Nel frattempo a fine febbraio si vota. Non è il giorno del giudizio, ma i risultati che usciranno dalle urne avranno conseguenze di grande rilievo. Il nostro ragionamento è semplice: dobbiamo augurarci il contrario di quanto sperano le cosche dominanti. Cosa sperano? (1) una vittoria convincente del blocco Bersani-Monti-(Vendola), (2) un risultato più che deludente delle liste del Movimento 5 Stelle; infine (3) una tenuta (non il successo della riscossa) di Berlusconi.

Se non si avvereranno (1) e (2) i poteri esterni che hanno commissariato il paese, sostenuti dai loro sodali tricolori, obbligheranno infatti i loro servi politici (basterà poco, un nuovo soffio di spread) per resuscitare un governo di emergenza nazionale con i berluscones dentro. Per questo il Cavaliere era e resta un’indispensabile carta di riserva, e Dio non voglia che sia spazzato via.

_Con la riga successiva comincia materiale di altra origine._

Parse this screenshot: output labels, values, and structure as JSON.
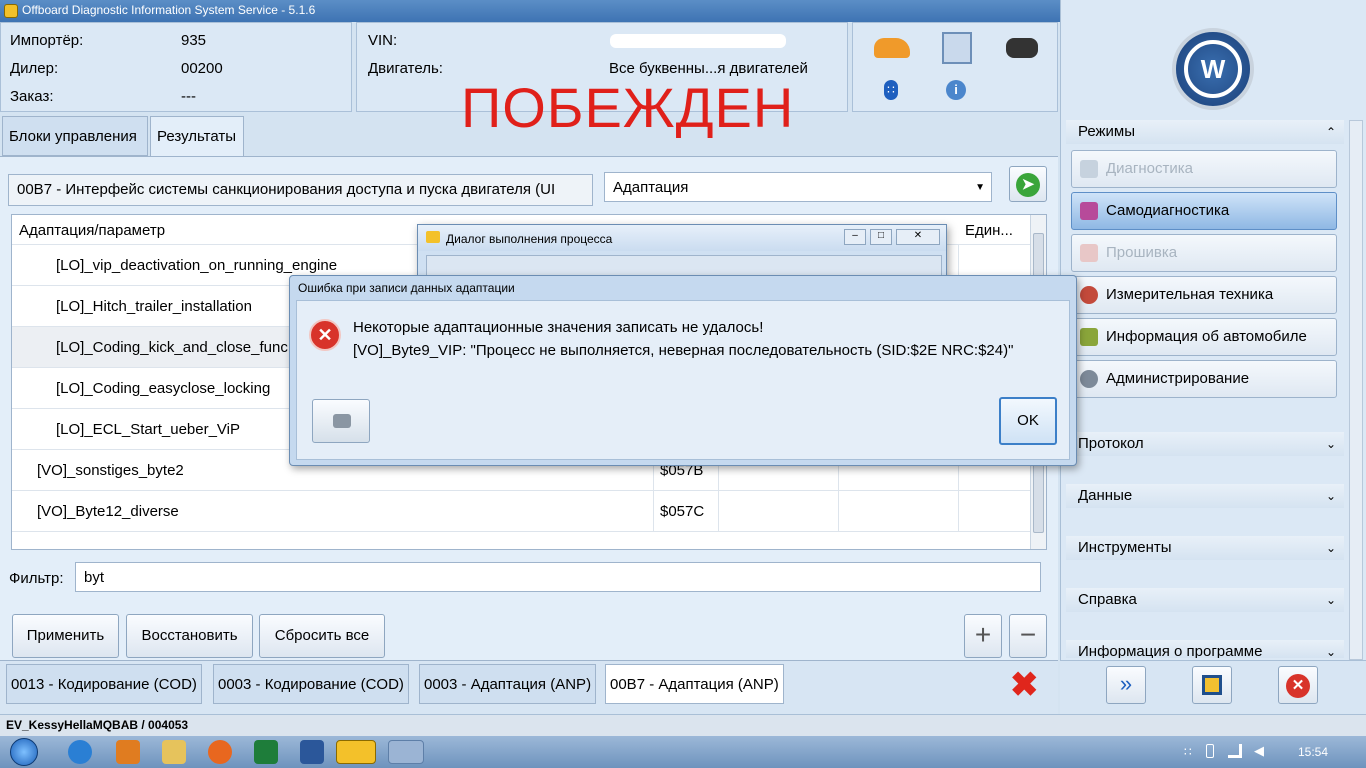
{
  "window": {
    "title": "Offboard Diagnostic Information System Service - 5.1.6"
  },
  "header": {
    "importer_label": "Импортёр:",
    "importer_value": "935",
    "dealer_label": "Дилер:",
    "dealer_value": "00200",
    "order_label": "Заказ:",
    "order_value": "---",
    "vin_label": "VIN:",
    "engine_label": "Двигатель:",
    "engine_value": "Все буквенны...я двигателей"
  },
  "overlay_text": "ПОБЕЖДЕН",
  "tabs": [
    {
      "label": "Блоки управления"
    },
    {
      "label": "Результаты"
    }
  ],
  "control_unit": {
    "value": "00B7 - Интерфейс системы санкционирования доступа и пуска двигателя  (UI"
  },
  "function_select": {
    "value": "Адаптация"
  },
  "table": {
    "headers": {
      "param": "Адаптация/параметр",
      "unit": "Един..."
    },
    "rows": [
      {
        "name": "[LO]_vip_deactivation_on_running_engine",
        "id": ""
      },
      {
        "name": "[LO]_Hitch_trailer_installation",
        "id": ""
      },
      {
        "name": "[LO]_Coding_kick_and_close_func",
        "id": ""
      },
      {
        "name": "[LO]_Coding_easyclose_locking",
        "id": ""
      },
      {
        "name": "[LO]_ECL_Start_ueber_ViP",
        "id": ""
      },
      {
        "name": "[VO]_sonstiges_byte2",
        "id": "$057B"
      },
      {
        "name": "[VO]_Byte12_diverse",
        "id": "$057C"
      }
    ]
  },
  "filter": {
    "label": "Фильтр:",
    "value": "byt"
  },
  "buttons": {
    "apply": "Применить",
    "restore": "Восстановить",
    "reset_all": "Сбросить все"
  },
  "bottom_tabs": [
    {
      "label": "0013 - Кодирование (COD)"
    },
    {
      "label": "0003 - Кодирование (COD)"
    },
    {
      "label": "0003 - Адаптация (ANP)"
    },
    {
      "label": "00B7 - Адаптация (ANP)"
    }
  ],
  "status_bar": {
    "text": "EV_KessyHellaMQBAB / 004053"
  },
  "right_panel": {
    "modes_title": "Режимы",
    "modes": [
      {
        "label": "Диагностика",
        "state": "disabled"
      },
      {
        "label": "Самодиагностика",
        "state": "active"
      },
      {
        "label": "Прошивка",
        "state": "disabled"
      },
      {
        "label": "Измерительная техника",
        "state": "normal"
      },
      {
        "label": "Информация об автомобиле",
        "state": "normal"
      },
      {
        "label": "Администрирование",
        "state": "normal"
      }
    ],
    "sections": [
      {
        "label": "Протокол"
      },
      {
        "label": "Данные"
      },
      {
        "label": "Инструменты"
      },
      {
        "label": "Справка"
      },
      {
        "label": "Информация о программе"
      }
    ]
  },
  "progress_dialog": {
    "title": "Диалог выполнения процесса"
  },
  "error_dialog": {
    "title": "Ошибка при записи данных адаптации",
    "line1": "Некоторые адаптационные значения записать не удалось!",
    "line2": "[VO]_Byte9_VIP: \"Процесс не выполняется, неверная последовательность (SID:$2E NRC:$24)\"",
    "ok": "OK"
  },
  "taskbar": {
    "time": "15:54"
  },
  "colors": {
    "accent": "#4a7ebb",
    "overlay_red": "#e0201a",
    "error_red": "#d8332a"
  }
}
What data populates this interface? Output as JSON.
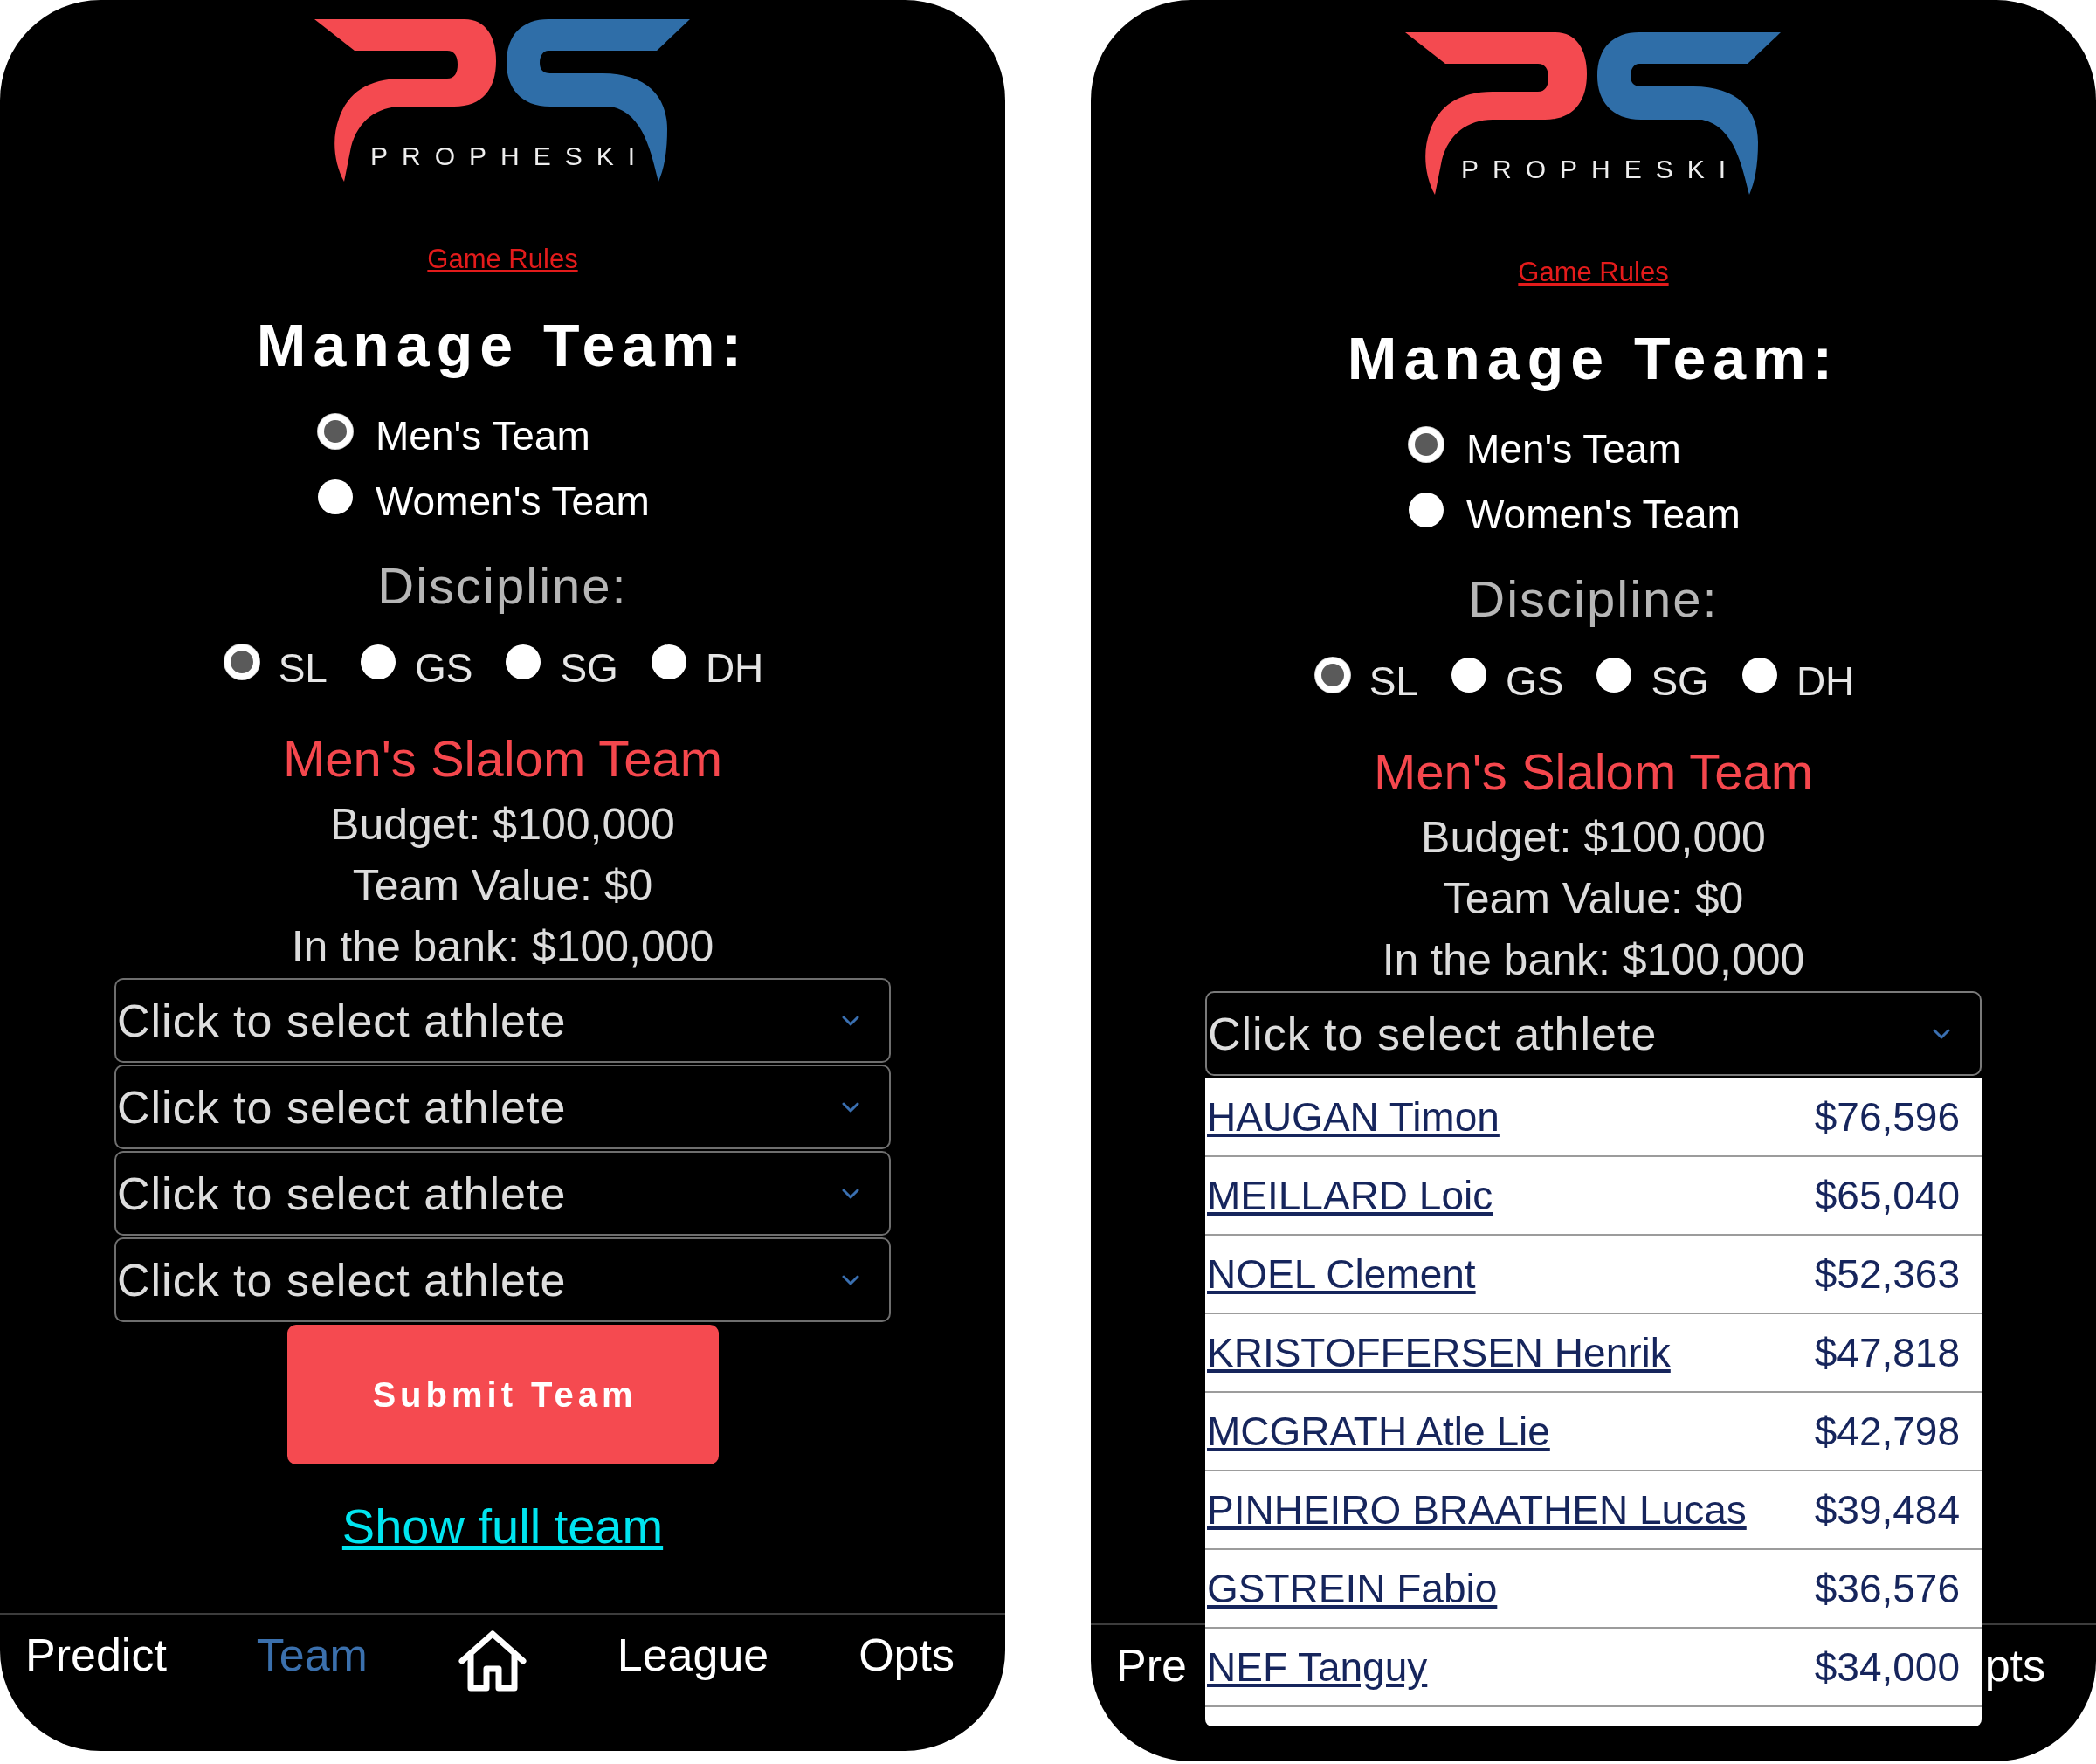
{
  "screens": [
    {
      "logo": {
        "wordmark": "PROPHESKI"
      },
      "game_rules_link": "Game Rules",
      "title": "Manage Team:",
      "team_options": [
        {
          "label": "Men's Team",
          "selected": true
        },
        {
          "label": "Women's Team",
          "selected": false
        }
      ],
      "discipline_label": "Discipline:",
      "disciplines": [
        {
          "label": "SL",
          "selected": true
        },
        {
          "label": "GS",
          "selected": false
        },
        {
          "label": "SG",
          "selected": false
        },
        {
          "label": "DH",
          "selected": false
        }
      ],
      "team_heading": "Men's Slalom Team",
      "stats": [
        "Budget: $100,000",
        "Team Value: $0",
        "In the bank: $100,000"
      ],
      "athlete_selects": [
        {
          "placeholder": "Click to select athlete",
          "expanded": false
        },
        {
          "placeholder": "Click to select athlete",
          "expanded": false
        },
        {
          "placeholder": "Click to select athlete",
          "expanded": false
        },
        {
          "placeholder": "Click to select athlete",
          "expanded": false
        }
      ],
      "submit_button": "Submit Team",
      "full_team_link": "Show full team",
      "nav": [
        {
          "kind": "text",
          "label": "Predict",
          "selected": false
        },
        {
          "kind": "text",
          "label": "Team",
          "selected": true
        },
        {
          "kind": "home",
          "selected": false
        },
        {
          "kind": "text",
          "label": "League",
          "selected": false
        },
        {
          "kind": "text",
          "label": "Opts",
          "selected": false
        }
      ]
    },
    {
      "logo": {
        "wordmark": "PROPHESKI"
      },
      "game_rules_link": "Game Rules",
      "title": "Manage Team:",
      "team_options": [
        {
          "label": "Men's Team",
          "selected": true
        },
        {
          "label": "Women's Team",
          "selected": false
        }
      ],
      "discipline_label": "Discipline:",
      "disciplines": [
        {
          "label": "SL",
          "selected": true
        },
        {
          "label": "GS",
          "selected": false
        },
        {
          "label": "SG",
          "selected": false
        },
        {
          "label": "DH",
          "selected": false
        }
      ],
      "team_heading": "Men's Slalom Team",
      "stats": [
        "Budget: $100,000",
        "Team Value: $0",
        "In the bank: $100,000"
      ],
      "athlete_selects": [
        {
          "placeholder": "Click to select athlete",
          "expanded": true,
          "options": [
            {
              "name": "HAUGAN Timon",
              "price": "$76,596"
            },
            {
              "name": "MEILLARD Loic",
              "price": "$65,040"
            },
            {
              "name": "NOEL Clement",
              "price": "$52,363"
            },
            {
              "name": "KRISTOFFERSEN Henrik",
              "price": "$47,818"
            },
            {
              "name": "MCGRATH Atle Lie",
              "price": "$42,798"
            },
            {
              "name": "PINHEIRO BRAATHEN Lucas",
              "price": "$39,484"
            },
            {
              "name": "GSTREIN Fabio",
              "price": "$36,576"
            },
            {
              "name": "NEF Tanguy",
              "price": "$34,000"
            }
          ]
        }
      ],
      "nav": [
        {
          "kind": "text",
          "label": "Pre",
          "selected": false
        },
        {
          "kind": "text",
          "label": "pts",
          "selected": false
        }
      ]
    }
  ]
}
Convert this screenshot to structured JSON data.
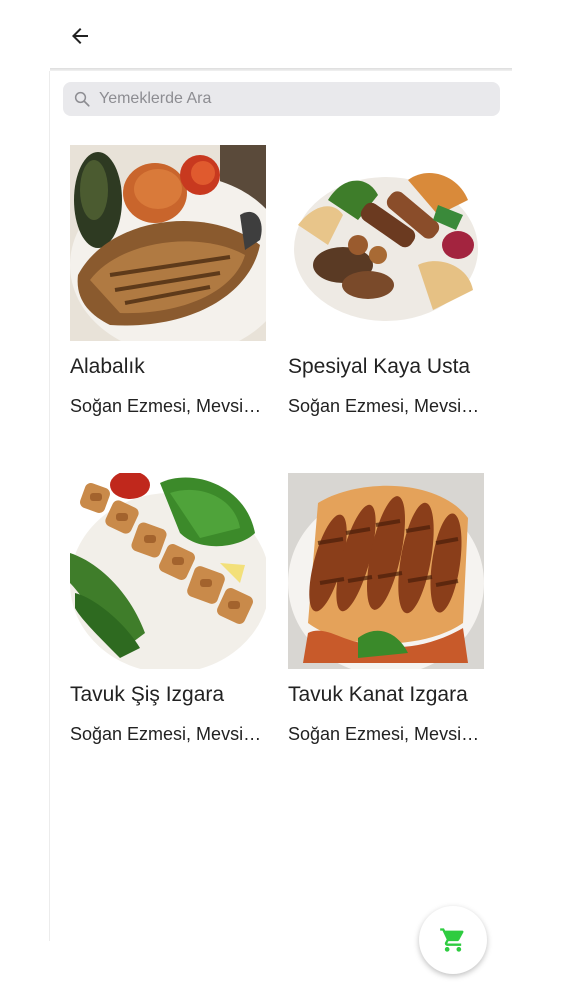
{
  "header": {
    "back_icon": "arrow-left-icon"
  },
  "search": {
    "placeholder": "Yemeklerde Ara",
    "value": "",
    "icon": "search-icon"
  },
  "products": [
    {
      "name": "Alabalık",
      "description": "Soğan Ezmesi, Mevsim Salata"
    },
    {
      "name": "Spesiyal Kaya Usta",
      "description": "Soğan Ezmesi, Mevsim Salata"
    },
    {
      "name": "Tavuk Şiş Izgara",
      "description": "Soğan Ezmesi, Mevsim Salata"
    },
    {
      "name": "Tavuk Kanat Izgara",
      "description": "Soğan Ezmesi, Mevsim Salata"
    }
  ],
  "cart": {
    "icon": "shopping-cart-icon",
    "color": "#2ecc40"
  }
}
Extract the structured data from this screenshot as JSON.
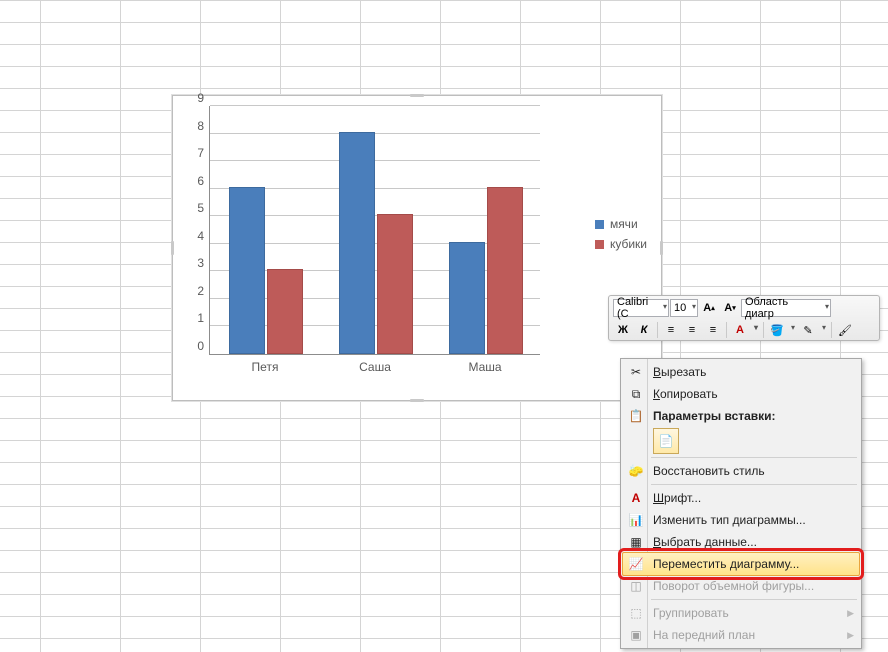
{
  "chart_data": {
    "type": "bar",
    "categories": [
      "Петя",
      "Саша",
      "Маша"
    ],
    "series": [
      {
        "name": "мячи",
        "values": [
          6,
          8,
          4
        ],
        "color": "#4a7ebb"
      },
      {
        "name": "кубики",
        "values": [
          3,
          5,
          6
        ],
        "color": "#be5b59"
      }
    ],
    "ylim": [
      0,
      9
    ],
    "ytick": 1,
    "xlabel": "",
    "ylabel": "",
    "title": "",
    "legend_position": "right"
  },
  "legend": {
    "s1": "мячи",
    "s2": "кубики"
  },
  "yticks": [
    "0",
    "1",
    "2",
    "3",
    "4",
    "5",
    "6",
    "7",
    "8",
    "9"
  ],
  "cats": {
    "c0": "Петя",
    "c1": "Саша",
    "c2": "Маша"
  },
  "mini_toolbar": {
    "font_name": "Calibri (С",
    "font_size": "10",
    "style_box": "Область диагр"
  },
  "ctx": {
    "cut": "Вырезать",
    "copy": "Копировать",
    "paste_header": "Параметры вставки:",
    "reset_style": "Восстановить стиль",
    "font": "Шрифт...",
    "change_type": "Изменить тип диаграммы...",
    "select_data": "Выбрать данные...",
    "move_chart": "Переместить диаграмму...",
    "rotate3d": "Поворот объемной фигуры...",
    "group": "Группировать",
    "bring_front": "На передний план"
  }
}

In questa equazione senza incognite il blocco dominante o vince o perde e perde se il solo reale fattore di disturbo, M5S, otterrà un’affermazione eclatante. Se questa ci sarà vorrà dire che avremo un quadro politico nuovo, la fotografia di un popolo non solo allo stremo, ma che sta uscendo da un lungo letargo. E un popolo risvegliato è la conditio sine qua non per invertire la rotta, per dare coraggio al popolo lavoratore e anzitutto alla gioventù che sarà la forza motrice della futura sollevazione. Di più, dalle elezioni, non ci si può aspettare.